The announcement came after several consultative meetings on Friday and the withdrawal of other pre-nominations, including those of Interior Minister Eduardo de Pedro launched earlier in the day and Ambassador Daniel Cioli, a former vice president for Brazil.
Severe unpopularity
It comes less than 24 hours before nominations close for primaries scheduled for August 13, and therefore avoids the ruling coalition, suffering severe unpopularity against a backdrop of out-of-control inflation (114% in twelve months). Get over this harmful internal competition.
The Union for the Fatherland expressed its “thanks” to Daniel Cioli and Eduardo de Pedro for “choosing the unity of Peronism”, referring to the vast and complex Argentine political scene, the successor to Juan Domingo Peron, who was president from 1946 to 1955. In 1973-74.
Agustin Rossi, 63, the current head of the Council of Ministers and close to outgoing President Alberto Fernandez, has announced the “ticket” led by Sergio Massa as its candidate for vice-president.
Many candidates on the right
The same unity is not currently in the opposition, where (center-right) 57-year-old Horacio Lauretta, mayor of Buenos Aires since 2015, and 67-year-old Patricia Bulrich, right-wing former defense minister under President Mauricio Macri (2015-2019), are the front-runners at this point.
Sergio Massa’s name has been among potential presidential candidates for months after former state president and current vice president Cristina Kirchner ruled out running for re-election in May after Alberto Fernandez, who is leaving in April.

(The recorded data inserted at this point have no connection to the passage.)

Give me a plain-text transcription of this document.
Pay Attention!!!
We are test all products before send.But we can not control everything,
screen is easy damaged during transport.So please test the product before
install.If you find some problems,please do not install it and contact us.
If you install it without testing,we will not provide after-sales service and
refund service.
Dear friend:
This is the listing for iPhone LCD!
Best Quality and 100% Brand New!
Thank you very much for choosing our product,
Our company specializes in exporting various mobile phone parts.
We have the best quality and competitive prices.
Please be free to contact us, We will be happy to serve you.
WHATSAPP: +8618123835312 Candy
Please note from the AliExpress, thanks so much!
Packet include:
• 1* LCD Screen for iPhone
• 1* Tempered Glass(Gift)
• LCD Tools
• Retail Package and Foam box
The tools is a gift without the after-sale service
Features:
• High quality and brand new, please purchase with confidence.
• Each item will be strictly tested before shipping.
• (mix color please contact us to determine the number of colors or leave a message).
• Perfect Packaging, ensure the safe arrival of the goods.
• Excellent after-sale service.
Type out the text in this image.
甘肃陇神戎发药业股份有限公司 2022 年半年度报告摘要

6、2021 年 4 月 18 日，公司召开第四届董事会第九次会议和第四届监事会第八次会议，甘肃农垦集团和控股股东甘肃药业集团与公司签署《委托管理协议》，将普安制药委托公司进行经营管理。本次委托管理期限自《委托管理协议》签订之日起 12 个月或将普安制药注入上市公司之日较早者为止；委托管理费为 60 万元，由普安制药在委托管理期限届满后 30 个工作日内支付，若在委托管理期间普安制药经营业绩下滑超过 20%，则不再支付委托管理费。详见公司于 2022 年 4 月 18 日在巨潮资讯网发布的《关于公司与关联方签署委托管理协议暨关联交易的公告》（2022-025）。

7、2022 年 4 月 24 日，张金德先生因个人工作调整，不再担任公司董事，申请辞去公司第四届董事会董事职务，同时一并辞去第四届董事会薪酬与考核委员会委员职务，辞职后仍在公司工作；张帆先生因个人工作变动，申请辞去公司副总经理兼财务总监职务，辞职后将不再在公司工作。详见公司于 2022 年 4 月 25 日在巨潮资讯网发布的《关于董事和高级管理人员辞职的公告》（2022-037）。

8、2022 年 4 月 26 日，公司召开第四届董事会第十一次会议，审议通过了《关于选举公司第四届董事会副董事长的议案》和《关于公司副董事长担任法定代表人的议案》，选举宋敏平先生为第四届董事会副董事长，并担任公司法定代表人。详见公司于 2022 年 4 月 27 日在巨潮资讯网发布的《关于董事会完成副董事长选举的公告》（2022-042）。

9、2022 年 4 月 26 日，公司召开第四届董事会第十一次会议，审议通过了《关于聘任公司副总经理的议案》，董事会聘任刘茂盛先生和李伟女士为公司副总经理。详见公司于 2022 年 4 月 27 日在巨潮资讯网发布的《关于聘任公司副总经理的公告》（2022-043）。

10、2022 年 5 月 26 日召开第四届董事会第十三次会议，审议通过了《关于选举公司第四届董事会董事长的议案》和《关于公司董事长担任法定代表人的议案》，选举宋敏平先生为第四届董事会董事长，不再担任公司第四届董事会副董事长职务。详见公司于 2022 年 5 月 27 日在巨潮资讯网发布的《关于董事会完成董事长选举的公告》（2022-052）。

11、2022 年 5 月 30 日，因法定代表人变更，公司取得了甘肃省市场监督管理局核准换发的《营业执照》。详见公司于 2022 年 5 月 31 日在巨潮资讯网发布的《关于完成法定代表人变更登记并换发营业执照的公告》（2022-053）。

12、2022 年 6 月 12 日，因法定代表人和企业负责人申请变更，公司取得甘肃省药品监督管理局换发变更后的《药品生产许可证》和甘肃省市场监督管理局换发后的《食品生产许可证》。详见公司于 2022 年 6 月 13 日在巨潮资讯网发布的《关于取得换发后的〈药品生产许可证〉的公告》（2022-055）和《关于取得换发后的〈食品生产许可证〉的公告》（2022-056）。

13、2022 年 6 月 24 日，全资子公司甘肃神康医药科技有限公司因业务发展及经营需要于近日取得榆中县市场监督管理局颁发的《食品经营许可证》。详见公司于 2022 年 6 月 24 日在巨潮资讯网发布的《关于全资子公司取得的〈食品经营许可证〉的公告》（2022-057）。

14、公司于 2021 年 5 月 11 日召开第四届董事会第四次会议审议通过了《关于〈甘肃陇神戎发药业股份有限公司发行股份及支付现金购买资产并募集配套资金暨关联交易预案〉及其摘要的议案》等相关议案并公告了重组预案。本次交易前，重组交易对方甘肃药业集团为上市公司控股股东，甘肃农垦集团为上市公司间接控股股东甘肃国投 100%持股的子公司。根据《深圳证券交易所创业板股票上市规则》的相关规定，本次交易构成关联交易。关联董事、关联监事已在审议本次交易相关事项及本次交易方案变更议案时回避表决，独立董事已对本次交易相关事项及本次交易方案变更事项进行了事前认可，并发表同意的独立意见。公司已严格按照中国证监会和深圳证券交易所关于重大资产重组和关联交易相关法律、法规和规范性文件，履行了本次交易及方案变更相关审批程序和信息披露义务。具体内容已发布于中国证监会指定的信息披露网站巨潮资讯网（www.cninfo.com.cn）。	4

A lawyer by training, Sergio Massa was appointed head of the “Surface Ministry” almost a year ago under the leadership of former Chief of Staff Cristina Kirchner in 2008-2009. Fever in the Argentine economy, three ministers in succession in one month.

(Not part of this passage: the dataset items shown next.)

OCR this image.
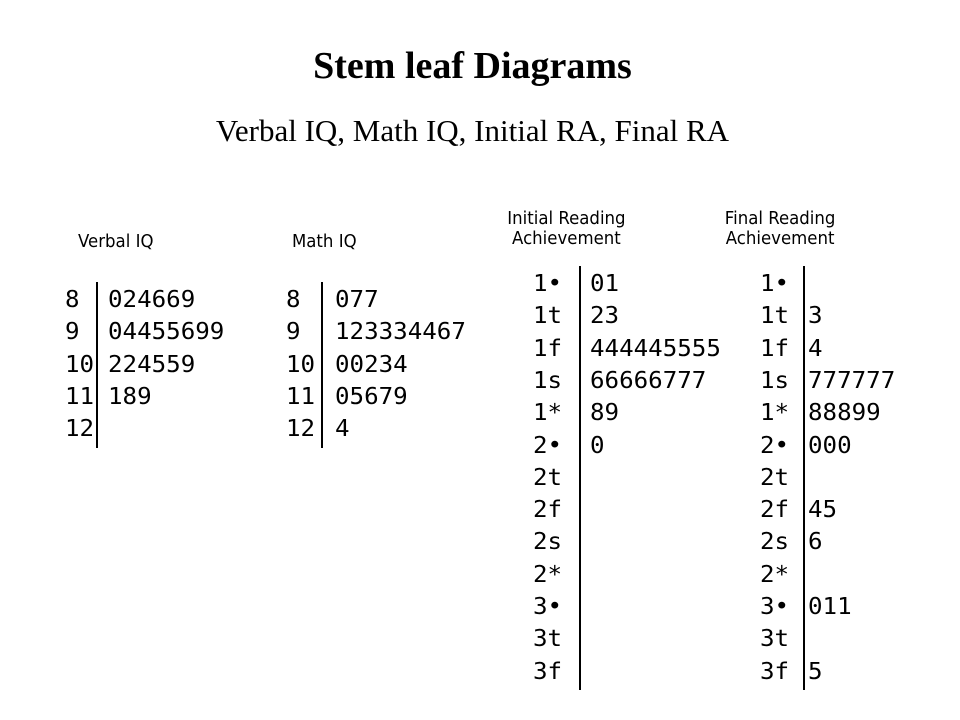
Stem leaf Diagrams
Verbal IQ, Math IQ, Initial RA, Final RA
Verbal IQ
8 024669
9 04455699
10 224559
11 189
12
Math IQ
8 077
9 123334467
10 00234
11 05679
12 4
Initial Reading
Achievement
1• 01
1t 23
1f 444445555
1s 66666777
1* 89
2• 0
2t
2f
2s
2*
3•
3t
3f
Final Reading
Achievement
1•
1t 3
1f 4
1s 777777
1* 88899
2• 000
2t
2f 45
2s 6
2*
3• 011
3t
3f 5
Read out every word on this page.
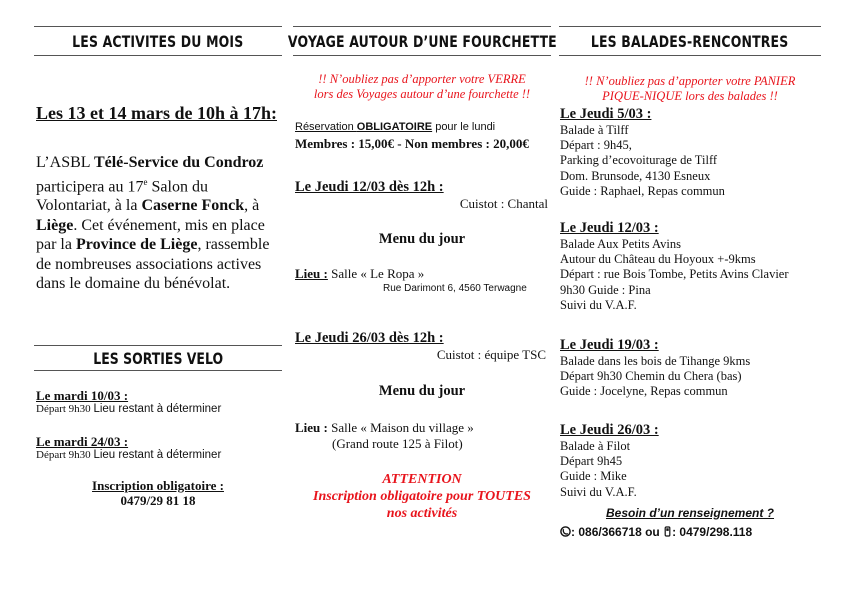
LES ACTIVITES DU MOIS
Les 13 et 14 mars de 10h à 17h:
L’ASBL Télé-Service du Condroz
participera au 17e Salon du
Volontariat, à la Caserne Fonck, à
Liège. Cet événement, mis en place
par la Province de Liège, rassemble
de nombreuses associations actives
dans le domaine du bénévolat.
LES SORTIES VELO
Le mardi 10/03 :
Départ 9h30 Lieu restant à déterminer
Le mardi 24/03 :
Départ 9h30 Lieu restant à déterminer
Inscription obligatoire :
0479/29 81 18
VOYAGE AUTOUR D’UNE FOURCHETTE
!! N’oubliez pas d’apporter votre VERRE
lors des Voyages autour d’une fourchette !!
Réservation OBLIGATOIRE pour le lundi
Membres : 15,00€ - Non membres : 20,00€
Le Jeudi 12/03 dès 12h :
Cuistot : Chantal
Menu du jour
Lieu : Salle « Le Ropa »
Rue Darimont 6, 4560 Terwagne
Le Jeudi 26/03 dès 12h :
Cuistot : équipe TSC
Menu du jour
Lieu : Salle « Maison du village »
(Grand route 125 à Filot)
ATTENTION
Inscription obligatoire pour TOUTES
nos activités
LES BALADES-RENCONTRES
!! N’oubliez pas d’apporter votre PANIER
PIQUE-NIQUE lors des balades !!
Le Jeudi 5/03 :
Balade à Tilff
Départ : 9h45,
Parking d’ecovoiturage de Tilff
Dom. Brunsode, 4130 Esneux
Guide : Raphael, Repas commun
Le Jeudi 12/03 :
Balade Aux Petits Avins
Autour du Château du Hoyoux +-9kms
Départ : rue Bois Tombe, Petits Avins Clavier
9h30 Guide : Pina
Suivi du V.A.F.
Le Jeudi 19/03 :
Balade dans les bois de Tihange 9kms
Départ 9h30 Chemin du Chera (bas)
Guide : Jocelyne, Repas commun
Le Jeudi 26/03 :
Balade à Filot
Départ 9h45
Guide : Mike
Suivi du V.A.F.
Besoin d’un renseignement ?
: 086/366718 ou : 0479/298.118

“If Massa doesn’t take office, one more day we (the government, editor’s note) will have to flee in a helicopter,” later congratulated former regional development minister Jorge Ferraresi, referring to a virtue often attributed to Massa. Knowing how to manage fire. Really more “political” than technical, Sergio Massa had the huge task of tackling inflation while staying within budget pegs set by the International Monetary Fund.
IMF satisfied
The IMF and Argentina, Latin America’s third-largest economy, reached an agreement in early 2022 to refinance Argentina’s massive debt, a legacy of a $44 billion loan from the Washington institution contracted by the Macri government in 2018.
Sergio Massa repeatedly appealed to the Fund for “decisive actions” and increased budgetary discipline (a deficit of 2.4% of GDP in 2022, against the 2.5% set by the IMF). Unable to control inflation, prevent the regular depreciation of the peso against the dollar, or avoid social backsliding, poverty remains at nearly 40%.

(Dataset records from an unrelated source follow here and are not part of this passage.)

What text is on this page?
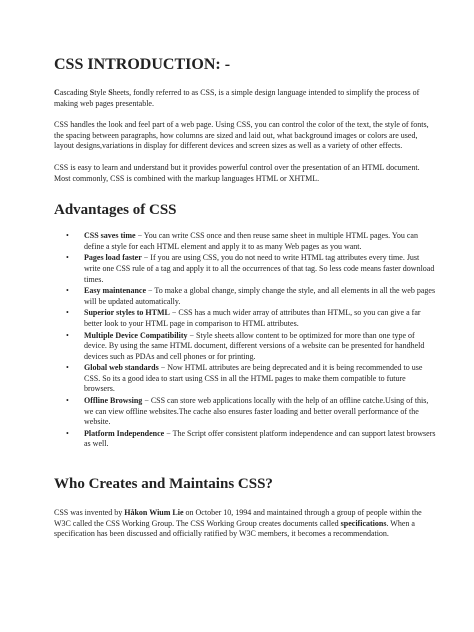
CSS INTRODUCTION: -

Cascading Style Sheets, fondly referred to as CSS, is a simple design language intended to simplify the process of making web pages presentable.

CSS handles the look and feel part of a web page. Using CSS, you can control the color of the text, the style of fonts, the spacing between paragraphs, how columns are sized and laid out, what background images or colors are used, layout designs,variations in display for different devices and screen sizes as well as a variety of other effects.

CSS is easy to learn and understand but it provides powerful control over the presentation of an HTML document. Most commonly, CSS is combined with the markup languages HTML or XHTML.

Advantages of CSS
• CSS saves time − You can write CSS once and then reuse same sheet in multiple HTML pages. You can define a style for each HTML element and apply it to as many Web pages as you want.
• Pages load faster − If you are using CSS, you do not need to write HTML tag attributes every time. Just write one CSS rule of a tag and apply it to all the occurrences of that tag. So less code means faster download times.
• Easy maintenance − To make a global change, simply change the style, and all elements in all the web pages will be updated automatically.
• Superior styles to HTML − CSS has a much wider array of attributes than HTML, so you can give a far better look to your HTML page in comparison to HTML attributes.
• Multiple Device Compatibility − Style sheets allow content to be optimized for more than one type of device. By using the same HTML document, different versions of a website can be presented for handheld devices such as PDAs and cell phones or for printing.
• Global web standards − Now HTML attributes are being deprecated and it is being recommended to use CSS. So its a good idea to start using CSS in all the HTML pages to make them compatible to future browsers.
• Offline Browsing − CSS can store web applications locally with the help of an offline catche.Using of this, we can view offline websites.The cache also ensures faster loading and better overall performance of the website.
• Platform Independence − The Script offer consistent platform independence and can support latest browsers as well.
Who Creates and Maintains CSS?

CSS was invented by Håkon Wium Lie on October 10, 1994 and maintained through a group of people within the W3C called the CSS Working Group. The CSS Working Group creates documents called specifications. When a specification has been discussed and officially ratified by W3C members, it becomes a recommendation.
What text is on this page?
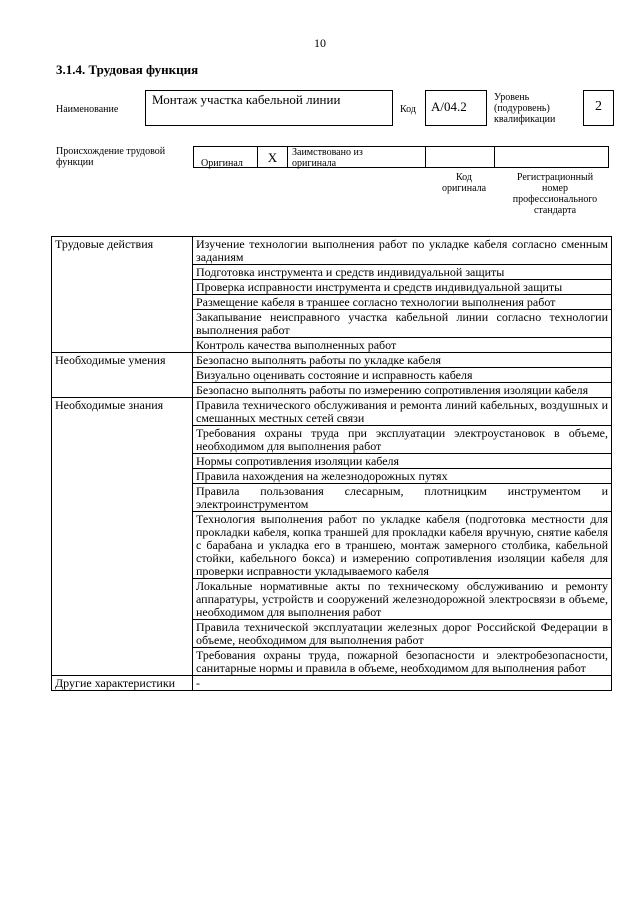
10
3.1.4. Трудовая функция
Наименование
Монтаж участка кабельной линии
Код	А/04.2
Уровень
(подуровень)
квалификации
2
Происхождение трудовой
функции	$_{Оригинал}$	X	Заимствовано из
оригинала
Код
оригинала
Регистрационный
номер
профессионального
стандарта
Трудовые действия	Изучение технологии выполнения работ по укладке кабеля согласно сменным заданиям
	Подготовка инструмента и средств индивидуальной защиты
	Проверка исправности инструмента и средств индивидуальной защиты
	Размещение кабеля в траншее согласно технологии выполнения работ
	Закапывание неисправного участка кабельной линии согласно технологии выполнения работ
	Контроль качества выполненных работ
Необходимые умения	Безопасно выполнять работы по укладке кабеля
	Визуально оценивать состояние и исправность кабеля
	Безопасно выполнять работы по измерению сопротивления изоляции кабеля
Необходимые знания	Правила технического обслуживания и ремонта линий кабельных, воздушных и смешанных местных сетей связи
	Требования охраны труда при эксплуатации электроустановок в объеме, необходимом для выполнения работ
	Нормы сопротивления изоляции кабеля
	Правила нахождения на железнодорожных путях
	Правила пользования слесарным, плотницким инструментом и электроинструментом
	Технология выполнения работ по укладке кабеля (подготовка местности для прокладки кабеля, копка траншей для прокладки кабеля вручную, снятие кабеля с барабана и укладка его в траншею, монтаж замерного столбика, кабельной стойки, кабельного бокса) и измерению сопротивления изоляции кабеля для проверки исправности укладываемого кабеля
	Локальные нормативные акты по техническому обслуживанию и ремонту аппаратуры, устройств и сооружений железнодорожной электросвязи в объеме, необходимом для выполнения работ
	Правила технической эксплуатации железных дорог Российской Федерации в объеме, необходимом для выполнения работ
	Требования охраны труда, пожарной безопасности и электробезопасности, санитарные нормы и правила в объеме, необходимом для выполнения работ
Другие характеристики	-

A key senior civil servant under the Kirchner presidency, he defected to found a centrist party, the Front Renovation, for which he ran for president in 2015, coming 3rd behind the liberal Macri and candidate Peronist Daniel. Seoul. Sergio Massa has moved closer to the Peronist core since 2019, managing to keep the ear of 70-year-old Cristina Kirchner, an extremely dominant figure in the left-wing political scene and the undisputed leader of the Peronist current.